Zero (0) F-1 Score for Sequene Tagger with transformer embedding with BIO tags
Question
Hi, I have data in BIO format (not BIOES). I am training a sequence tagger model with transformer embedding but consistently get 0 f1-score for every epoch for XLM-ROBERTA-LARGE, but for other models (BERT-BASE-UNCASED) I'm getting a non-zero F-1 score. Could you please help me understand the reason? I can confirm that the loss was decreasing consistently. Code for XLM-ROBERTA-LARGE below:
# tag to predict
tag_type = 'ner'
# make tag dictionary from the corpus
label_dict = corpus.make_label_dictionary('ner', add_unk=False)

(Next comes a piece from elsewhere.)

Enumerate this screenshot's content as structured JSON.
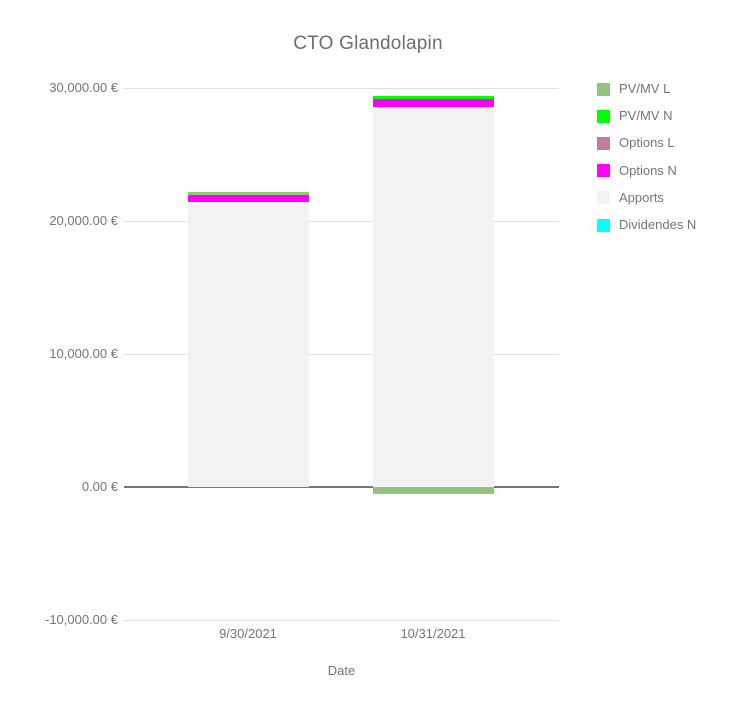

print(label_dict.get_items())
from flair.embeddings import TransformerWordEmbeddings
embeddings = TransformerWordEmbeddings(model='xlm-roberta-large',
layers="-1",
subtoken_pooling="first",
fine_tune=True,
use_context=False,
)
from flair.models import SequenceTagger
tagger = SequenceTagger(hidden_size=256,
embeddings=embeddings,
tag_dictionary=label_dict,
tag_type='ner',
tag_format='BIO',
use_crf=True,
use_rnn=False,
reproject_embeddings=False,
)
print(tagger)
from flair.trainers import ModelTrainer
trainer = ModelTrainer(tagger, corpus)
print(trainer)
trainer.train('resources/taggers/xlm-roberta-large',
learning_rate=0.005,
max_epochs=10,
mini_batch_size=16,
patience=2,
mini_batch_chunk_size=1, # remove this parameter to speed up computation if you have a big GPU,
embeddings_storage_mode='none',
checkpoint=True,
write_weights=True,
)
Training data snapshot:

Hello @iambankaratharva it could be that your learning rate is too high for XLM-RoBERTa-Large. This model is really large, so we typically use a much smaller learning rate around 5e-6.
Also, we recommend to use the fine_tune method as illustrated in the script here.
This issue has been automatically marked as stale because it has not had recent activity. It will be closed if no further activity occurs. Thank you for your contributions.